A Photocaged Microtubule-Stabilising Epothilone allows Spatiotemporal Control of Cytoskeletal Dynamics

The cytoskeleton is essential for spatial and temporal organization of a wide range of cellular and tissue-level processes, such as proliferation, signalling, cargo transport, migration, morphogenesis, and neuronal development. Cytoskeleton research aims to study these processes by imaging, or by locally manipulating, the dynamics and organisation of cytoskeletal proteins with high spatiotemporal resolution: which matches the capabilities of optical methods.
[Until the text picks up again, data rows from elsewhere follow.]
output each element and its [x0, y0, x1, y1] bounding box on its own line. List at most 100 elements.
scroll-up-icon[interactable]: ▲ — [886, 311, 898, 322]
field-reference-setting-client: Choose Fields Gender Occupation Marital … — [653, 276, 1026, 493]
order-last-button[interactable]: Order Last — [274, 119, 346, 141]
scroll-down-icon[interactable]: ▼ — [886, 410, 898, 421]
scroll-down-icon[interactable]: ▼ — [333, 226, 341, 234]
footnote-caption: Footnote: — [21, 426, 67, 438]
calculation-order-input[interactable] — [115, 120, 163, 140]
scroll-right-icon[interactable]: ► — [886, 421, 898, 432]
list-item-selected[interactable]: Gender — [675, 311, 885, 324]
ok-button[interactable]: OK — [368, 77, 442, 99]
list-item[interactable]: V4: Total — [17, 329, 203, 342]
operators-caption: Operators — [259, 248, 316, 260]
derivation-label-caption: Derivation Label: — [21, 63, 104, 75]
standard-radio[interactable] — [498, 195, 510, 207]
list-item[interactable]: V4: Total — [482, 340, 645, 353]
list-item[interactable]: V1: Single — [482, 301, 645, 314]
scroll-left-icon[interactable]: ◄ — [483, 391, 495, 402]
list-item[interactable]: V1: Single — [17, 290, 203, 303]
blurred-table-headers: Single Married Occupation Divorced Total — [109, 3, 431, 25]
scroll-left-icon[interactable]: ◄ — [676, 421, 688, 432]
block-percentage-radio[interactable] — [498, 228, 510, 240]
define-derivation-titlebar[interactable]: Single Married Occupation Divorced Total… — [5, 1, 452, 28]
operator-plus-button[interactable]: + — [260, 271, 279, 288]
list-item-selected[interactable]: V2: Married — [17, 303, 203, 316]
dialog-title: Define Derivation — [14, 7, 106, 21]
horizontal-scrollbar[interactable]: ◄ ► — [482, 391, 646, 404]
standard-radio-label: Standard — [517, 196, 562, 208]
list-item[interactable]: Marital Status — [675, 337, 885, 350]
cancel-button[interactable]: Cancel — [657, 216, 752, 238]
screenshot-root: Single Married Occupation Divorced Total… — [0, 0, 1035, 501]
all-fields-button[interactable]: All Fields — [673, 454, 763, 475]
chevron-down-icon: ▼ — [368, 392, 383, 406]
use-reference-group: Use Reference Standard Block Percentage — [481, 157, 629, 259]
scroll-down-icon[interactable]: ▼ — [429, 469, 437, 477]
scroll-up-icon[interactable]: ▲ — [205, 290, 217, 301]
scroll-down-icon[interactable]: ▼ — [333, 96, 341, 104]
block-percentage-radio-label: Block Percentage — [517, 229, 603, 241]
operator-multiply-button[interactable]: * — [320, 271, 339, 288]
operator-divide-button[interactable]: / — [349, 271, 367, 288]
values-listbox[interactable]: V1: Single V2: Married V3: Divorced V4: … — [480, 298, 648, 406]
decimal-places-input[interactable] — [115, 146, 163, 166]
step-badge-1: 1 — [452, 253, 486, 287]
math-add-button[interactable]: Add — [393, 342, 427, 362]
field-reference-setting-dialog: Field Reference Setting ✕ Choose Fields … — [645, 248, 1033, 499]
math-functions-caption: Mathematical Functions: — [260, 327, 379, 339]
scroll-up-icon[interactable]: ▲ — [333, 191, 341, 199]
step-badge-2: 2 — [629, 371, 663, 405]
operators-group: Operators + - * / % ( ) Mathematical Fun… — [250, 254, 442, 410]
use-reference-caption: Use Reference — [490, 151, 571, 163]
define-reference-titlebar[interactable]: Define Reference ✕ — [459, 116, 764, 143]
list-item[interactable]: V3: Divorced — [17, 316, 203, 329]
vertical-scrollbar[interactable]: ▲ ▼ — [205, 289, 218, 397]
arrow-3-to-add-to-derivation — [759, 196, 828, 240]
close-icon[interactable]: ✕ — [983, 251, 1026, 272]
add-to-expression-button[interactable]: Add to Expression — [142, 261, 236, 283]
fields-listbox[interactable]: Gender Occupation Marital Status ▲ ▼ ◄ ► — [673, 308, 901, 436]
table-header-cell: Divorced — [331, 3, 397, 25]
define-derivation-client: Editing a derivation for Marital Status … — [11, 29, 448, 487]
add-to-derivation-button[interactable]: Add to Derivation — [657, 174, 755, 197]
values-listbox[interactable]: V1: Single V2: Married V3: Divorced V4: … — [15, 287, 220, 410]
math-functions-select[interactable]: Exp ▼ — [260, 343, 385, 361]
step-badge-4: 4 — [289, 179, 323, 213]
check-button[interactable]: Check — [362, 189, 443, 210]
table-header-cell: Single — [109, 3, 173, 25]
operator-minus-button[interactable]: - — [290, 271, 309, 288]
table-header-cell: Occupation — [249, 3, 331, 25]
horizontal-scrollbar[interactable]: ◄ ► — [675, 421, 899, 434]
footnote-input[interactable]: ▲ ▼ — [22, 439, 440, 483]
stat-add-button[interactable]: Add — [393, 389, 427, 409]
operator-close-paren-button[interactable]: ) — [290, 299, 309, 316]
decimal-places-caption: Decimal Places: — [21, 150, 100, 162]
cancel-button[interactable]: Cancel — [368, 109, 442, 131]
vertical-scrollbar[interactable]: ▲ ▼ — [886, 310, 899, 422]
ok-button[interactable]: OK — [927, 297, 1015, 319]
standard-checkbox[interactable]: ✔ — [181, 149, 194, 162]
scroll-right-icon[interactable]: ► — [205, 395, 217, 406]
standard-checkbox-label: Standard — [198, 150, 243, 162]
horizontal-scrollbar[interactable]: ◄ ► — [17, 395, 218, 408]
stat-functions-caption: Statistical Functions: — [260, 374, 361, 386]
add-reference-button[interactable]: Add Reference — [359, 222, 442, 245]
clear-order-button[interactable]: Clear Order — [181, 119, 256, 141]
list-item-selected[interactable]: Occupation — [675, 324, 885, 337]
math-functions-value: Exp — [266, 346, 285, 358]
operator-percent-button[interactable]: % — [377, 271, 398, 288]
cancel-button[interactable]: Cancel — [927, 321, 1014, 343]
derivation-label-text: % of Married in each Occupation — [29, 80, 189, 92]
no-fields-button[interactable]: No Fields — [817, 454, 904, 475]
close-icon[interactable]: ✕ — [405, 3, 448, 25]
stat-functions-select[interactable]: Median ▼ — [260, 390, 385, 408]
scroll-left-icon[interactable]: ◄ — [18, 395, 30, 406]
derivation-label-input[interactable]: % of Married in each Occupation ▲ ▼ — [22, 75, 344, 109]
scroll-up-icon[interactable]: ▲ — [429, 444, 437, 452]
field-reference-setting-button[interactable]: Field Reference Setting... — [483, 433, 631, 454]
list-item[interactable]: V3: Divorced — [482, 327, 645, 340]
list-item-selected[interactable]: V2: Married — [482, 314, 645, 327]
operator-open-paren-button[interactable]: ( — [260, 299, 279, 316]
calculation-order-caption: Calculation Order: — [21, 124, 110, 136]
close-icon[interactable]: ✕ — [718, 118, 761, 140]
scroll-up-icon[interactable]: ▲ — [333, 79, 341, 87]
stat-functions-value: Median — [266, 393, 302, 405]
To date, no photoresponsive microtubule-stabilising tool has united all the features needed for a practical high-precision reagent: i.e., a low potency and biochemically stable non-illuminated state; then efficient, rapid, and clean photoresponse that generates a high potency illuminated state; and good solubility at suitable working concentrations; and efficient synthetic access. We now present CouEpo, a photocaged epothilone microtubule-stabilizing reagent, that combines these needs. Its potency increases ~100-fold upon violet/blue irradiation to reach low-nanomolar values, allowing efficient photocontrol of microtubule dynamics in live cells, and even generation of cellular asymmetries in microtubule architecture and cell dynamics. CouEpo is thus a high-performance tool compound that can support high-precision research into many microtubule-associated processes, from biophysics to transport, cell motility, and neuronal physiology.